- Tadmor Location within Texas Tadmor Location within the United States
- Coordinates: 31°25′45″N 95°10′33″W﻿ / ﻿31.42917°N 95.17583°W
- Country: United States
- State: Texas
- County: Houston
- Elevation: 361 ft (110 m)
- Time zone: UTC-6 (Central (CST))
- • Summer (DST): UTC-5 (CDT)
- Area codes: 430 & 903
- GNIS feature ID: 1382840

= Tadmor, Texas =

Tadmor is an unincorporated community in Houston County, Texas, United States. According to the Handbook of Texas, the community had a population of 67 in 2000.

==History==
The area was first settled in the 1830s and was named after the biblical town of Tadmor.

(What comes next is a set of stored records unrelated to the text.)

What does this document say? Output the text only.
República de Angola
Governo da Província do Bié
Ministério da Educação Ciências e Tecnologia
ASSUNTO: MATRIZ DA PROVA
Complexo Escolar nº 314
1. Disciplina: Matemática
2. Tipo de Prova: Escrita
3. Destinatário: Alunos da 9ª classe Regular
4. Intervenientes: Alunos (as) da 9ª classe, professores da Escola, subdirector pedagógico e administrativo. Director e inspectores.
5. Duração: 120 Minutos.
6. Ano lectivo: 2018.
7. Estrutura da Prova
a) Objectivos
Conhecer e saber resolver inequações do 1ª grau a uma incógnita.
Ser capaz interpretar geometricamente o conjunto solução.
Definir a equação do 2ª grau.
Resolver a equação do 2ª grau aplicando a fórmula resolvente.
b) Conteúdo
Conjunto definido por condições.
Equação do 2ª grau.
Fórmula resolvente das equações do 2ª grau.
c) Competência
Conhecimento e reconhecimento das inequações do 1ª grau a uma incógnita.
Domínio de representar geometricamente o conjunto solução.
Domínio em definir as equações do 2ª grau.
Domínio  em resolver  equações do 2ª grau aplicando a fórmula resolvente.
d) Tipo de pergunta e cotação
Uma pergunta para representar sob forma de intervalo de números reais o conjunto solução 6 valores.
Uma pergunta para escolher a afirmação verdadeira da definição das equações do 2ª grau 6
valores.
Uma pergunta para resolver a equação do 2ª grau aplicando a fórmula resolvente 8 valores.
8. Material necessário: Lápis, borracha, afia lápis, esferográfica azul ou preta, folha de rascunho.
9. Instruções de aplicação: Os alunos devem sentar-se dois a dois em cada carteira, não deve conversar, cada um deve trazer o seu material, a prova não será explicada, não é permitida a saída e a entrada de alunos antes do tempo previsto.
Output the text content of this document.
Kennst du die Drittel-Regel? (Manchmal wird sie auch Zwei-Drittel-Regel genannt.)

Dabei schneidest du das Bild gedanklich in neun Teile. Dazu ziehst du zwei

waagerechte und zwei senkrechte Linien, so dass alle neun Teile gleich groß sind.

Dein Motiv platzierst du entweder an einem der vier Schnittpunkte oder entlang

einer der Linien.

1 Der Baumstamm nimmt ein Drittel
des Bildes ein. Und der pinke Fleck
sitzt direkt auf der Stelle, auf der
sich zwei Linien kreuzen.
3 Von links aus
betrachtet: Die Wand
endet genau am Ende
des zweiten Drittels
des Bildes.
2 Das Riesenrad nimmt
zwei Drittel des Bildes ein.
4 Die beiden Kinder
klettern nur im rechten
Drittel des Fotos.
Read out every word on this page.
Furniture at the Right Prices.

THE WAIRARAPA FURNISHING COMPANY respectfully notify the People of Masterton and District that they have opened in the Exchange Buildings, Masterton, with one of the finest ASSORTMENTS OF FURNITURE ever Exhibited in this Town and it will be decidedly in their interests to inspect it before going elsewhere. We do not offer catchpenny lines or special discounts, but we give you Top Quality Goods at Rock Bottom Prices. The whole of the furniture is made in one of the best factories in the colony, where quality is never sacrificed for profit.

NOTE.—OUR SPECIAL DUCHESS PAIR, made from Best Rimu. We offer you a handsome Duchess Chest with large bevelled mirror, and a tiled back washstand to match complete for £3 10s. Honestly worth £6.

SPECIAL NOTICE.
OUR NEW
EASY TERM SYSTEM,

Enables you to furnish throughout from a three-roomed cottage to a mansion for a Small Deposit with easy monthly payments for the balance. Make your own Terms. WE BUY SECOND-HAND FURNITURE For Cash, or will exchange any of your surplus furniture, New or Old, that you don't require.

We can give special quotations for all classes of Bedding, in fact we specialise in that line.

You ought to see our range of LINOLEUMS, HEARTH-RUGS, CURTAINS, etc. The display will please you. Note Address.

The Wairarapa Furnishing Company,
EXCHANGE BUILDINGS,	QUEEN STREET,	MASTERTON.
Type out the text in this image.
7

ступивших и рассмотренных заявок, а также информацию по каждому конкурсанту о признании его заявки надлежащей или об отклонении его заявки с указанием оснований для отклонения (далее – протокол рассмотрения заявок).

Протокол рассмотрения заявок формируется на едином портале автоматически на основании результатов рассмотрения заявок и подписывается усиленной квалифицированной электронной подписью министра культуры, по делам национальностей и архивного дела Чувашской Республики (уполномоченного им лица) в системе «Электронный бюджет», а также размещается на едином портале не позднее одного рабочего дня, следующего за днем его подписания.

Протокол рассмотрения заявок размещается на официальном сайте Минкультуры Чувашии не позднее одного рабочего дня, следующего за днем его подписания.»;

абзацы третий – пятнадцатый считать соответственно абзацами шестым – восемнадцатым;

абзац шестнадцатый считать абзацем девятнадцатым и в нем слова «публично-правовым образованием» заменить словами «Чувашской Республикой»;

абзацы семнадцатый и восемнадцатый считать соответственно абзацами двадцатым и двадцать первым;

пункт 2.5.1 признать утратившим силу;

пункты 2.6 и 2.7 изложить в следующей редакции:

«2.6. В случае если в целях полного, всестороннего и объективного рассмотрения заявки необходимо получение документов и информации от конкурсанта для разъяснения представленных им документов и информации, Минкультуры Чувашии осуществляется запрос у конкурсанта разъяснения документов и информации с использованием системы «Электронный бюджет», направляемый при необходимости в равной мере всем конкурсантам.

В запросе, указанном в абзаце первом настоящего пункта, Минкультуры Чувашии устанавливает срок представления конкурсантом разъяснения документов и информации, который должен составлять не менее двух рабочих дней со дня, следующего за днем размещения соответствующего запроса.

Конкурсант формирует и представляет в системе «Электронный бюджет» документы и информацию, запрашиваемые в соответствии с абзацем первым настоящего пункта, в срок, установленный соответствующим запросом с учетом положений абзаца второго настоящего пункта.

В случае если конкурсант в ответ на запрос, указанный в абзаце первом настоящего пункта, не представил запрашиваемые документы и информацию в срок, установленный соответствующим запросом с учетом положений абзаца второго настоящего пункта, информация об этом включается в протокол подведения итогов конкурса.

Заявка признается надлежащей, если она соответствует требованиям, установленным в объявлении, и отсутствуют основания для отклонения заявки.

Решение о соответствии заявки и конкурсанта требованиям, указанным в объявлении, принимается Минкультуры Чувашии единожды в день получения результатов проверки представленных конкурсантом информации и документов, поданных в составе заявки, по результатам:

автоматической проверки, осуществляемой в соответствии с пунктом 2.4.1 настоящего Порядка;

A post office was established at Tadmor in 1885 and remained in operation until 1914. In the mid-1890s, it had two general stores and a cotton gin with a population of 25 inhabitants. Its population was 67 in 2000.

==Geography==
Tadmor is located on Farm to Market Road 227, 18 mi northeast of Crockett in northeastern Houston County.

==Education==
Two schools opened in Tadmor sometime before 1900, with one for White students and the other for Black students. They closed sometime after the 1930s. Today, the community is served by the Kennard Independent School District.